The awareness of the importance attributed to linguistic-cultural diversity in international strategies has led the small community of Ostana, a small municipality in the Alps, to try to make a contribution for the recovery and revival of its native language and to implement an occasion where the language can be practiced whereby the entire linguistic heritage can return to being the centre not only of the attention and of cultural research, but of the entire community’s life as well. nThat is why since 2008 the municipality of Ostana has been promoting an event, the “Ostana Prize: Writings in Mothers Languages”, aimed at supporting and letting others know about the native languages of the world and not just its own. A commitment that arose from the history of the city and from its administration, starting from the request and then the application of the national law that protects the minority languages in Italy.

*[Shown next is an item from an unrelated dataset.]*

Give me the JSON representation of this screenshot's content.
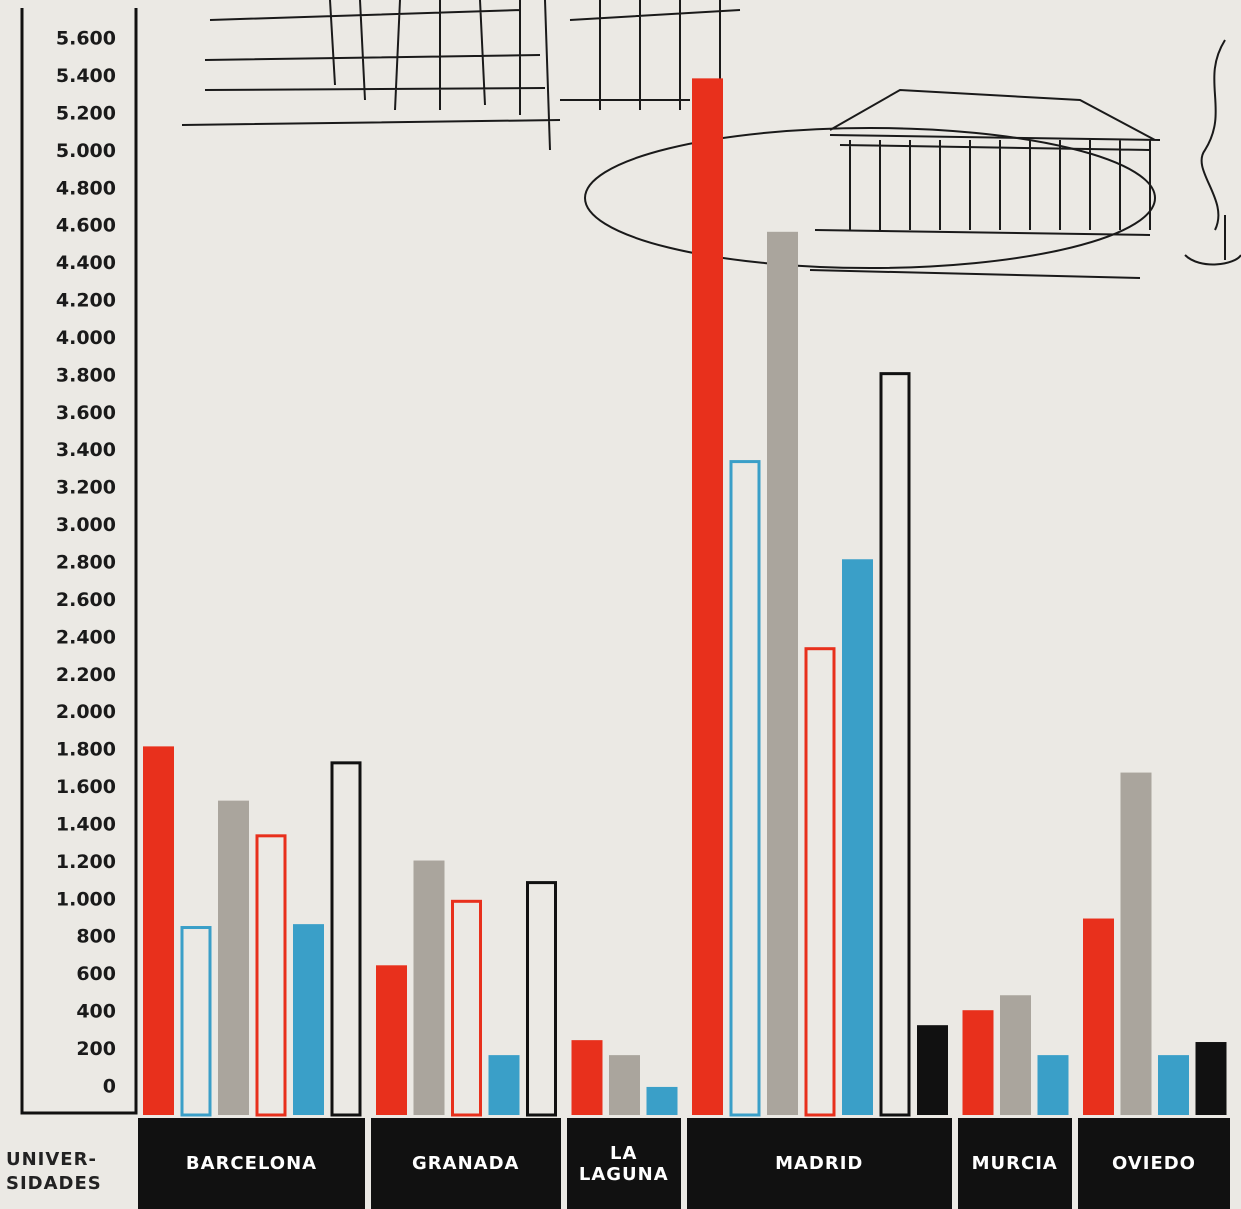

The “Ostana Prize: Writings in Mothers Languages” is in fact a celebration of the cultural biodiversity of humanity. The common goal is to listen to the sound of indigenous uncommon languages that nevertheless want to live, and through them discover the past and present stories of the peoples who speak them. The native languages represented at the Premio Ostana have the common characteristic of being unfortunately relegated to a condition of unequal opportunities compared to the dominant language of their reference states, and for this reason each of them incarnates a specificity and biodiversity to defend, preserve, protect and describe.
While it is true that each linguistic-cultural area has its own specifics, it is equally true that problems and difficulties are often common, and strategies and plans can be common to deal with.
Born with the desire to know and make known writers, filmmakers, musicians from different parts of the planet, it has become a formidable opportunity to meet and exchange experiences for dozens of authors who in Europe, Africa, Asia, the Americas and in Oceania illustrate and make the language of their community alive with their creative work.
In Ostana, 33 mother tongues have alternated over the course of 10 years, in each edition there has been the presence of an indigenous language.
The guest languages were the following: Friulian, Slovene, Cimbra, Sudtirol, Armenian, Sardinian, Tibetan, Tutunakú, Rromani, Galician, Maori, Basque, Saami, Kurdish, Cheyenne, Corsican, Hebrew, Catalan, Maltese, Yoruba, Shuar, Frisian, Grika, Huave, Breton, Romancia, Innu, Mazzateco, Nynorsk, Amazigh-kabyla, Kurdish, Gaelic, Occitan.